A Carla já aqui escreveu – melhor do que eu o faria – sobre pessoas nas salas de espera de hospitais.

Por razões de ordem pessoal, que não chamo para aqui, passei nos últimos meses horas incontáveis em hospitais públicos. Como familiar próximo de enfermos, muito próximo, como utente, como enfermo. Conheci uma realidade que ignorava e quero aqui partilhar: a extraordinária qualidade humana das pessoas que trabalham no Serviço Nacional de Saúde. Encontrei uma ou outra besta maldisposta, um morcãozinho de passagem aqui ou ali, sem os quais o mundo mundo não seria, mas, na verdade, o que mais cruzei foram pessoas dedicadas, solidárias, com estratégias e sorrisos para lidar com doentes em todas as condições, gente que nos conforta e,  na fragilidade que nos enfermos se instala, transmite esperança e confiança.

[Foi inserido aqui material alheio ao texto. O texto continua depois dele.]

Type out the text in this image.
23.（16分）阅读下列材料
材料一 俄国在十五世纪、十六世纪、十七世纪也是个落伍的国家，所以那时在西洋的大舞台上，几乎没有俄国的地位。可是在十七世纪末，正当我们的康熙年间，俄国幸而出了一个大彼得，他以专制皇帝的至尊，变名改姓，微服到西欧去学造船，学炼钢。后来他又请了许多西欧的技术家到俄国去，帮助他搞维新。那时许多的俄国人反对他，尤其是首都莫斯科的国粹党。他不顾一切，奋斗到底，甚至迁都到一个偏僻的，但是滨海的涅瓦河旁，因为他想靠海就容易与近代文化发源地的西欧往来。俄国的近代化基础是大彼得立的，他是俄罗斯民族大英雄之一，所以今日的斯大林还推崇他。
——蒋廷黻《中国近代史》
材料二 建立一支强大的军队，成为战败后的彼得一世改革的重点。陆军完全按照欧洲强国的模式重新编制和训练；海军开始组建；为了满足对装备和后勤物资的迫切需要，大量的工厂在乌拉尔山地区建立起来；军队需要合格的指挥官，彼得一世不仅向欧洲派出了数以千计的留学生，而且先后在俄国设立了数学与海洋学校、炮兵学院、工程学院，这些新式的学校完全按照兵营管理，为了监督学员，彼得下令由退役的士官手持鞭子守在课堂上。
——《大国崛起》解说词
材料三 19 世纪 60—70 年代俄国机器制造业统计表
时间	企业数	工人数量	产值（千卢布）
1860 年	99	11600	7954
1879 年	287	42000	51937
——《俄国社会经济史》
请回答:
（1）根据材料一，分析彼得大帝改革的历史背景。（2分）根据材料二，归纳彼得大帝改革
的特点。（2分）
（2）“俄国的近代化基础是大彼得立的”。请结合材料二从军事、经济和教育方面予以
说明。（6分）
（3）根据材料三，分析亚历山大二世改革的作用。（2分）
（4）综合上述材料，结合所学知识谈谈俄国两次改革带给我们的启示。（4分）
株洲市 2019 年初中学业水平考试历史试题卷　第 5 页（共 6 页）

Essas pessoas, auxiliares, enfermeiros, copeiros, médicos, são do melhor que nós enquanto sociedade temos e deveriam ser, eles próprios, as estrelas celebradas do Natal dos hospitais.

Outros, passistas, gasparistas, miserabilistas e contabilistas, não entram neste texto, nem como leitores. Desde logo e para começar, porque não o compreenderiam.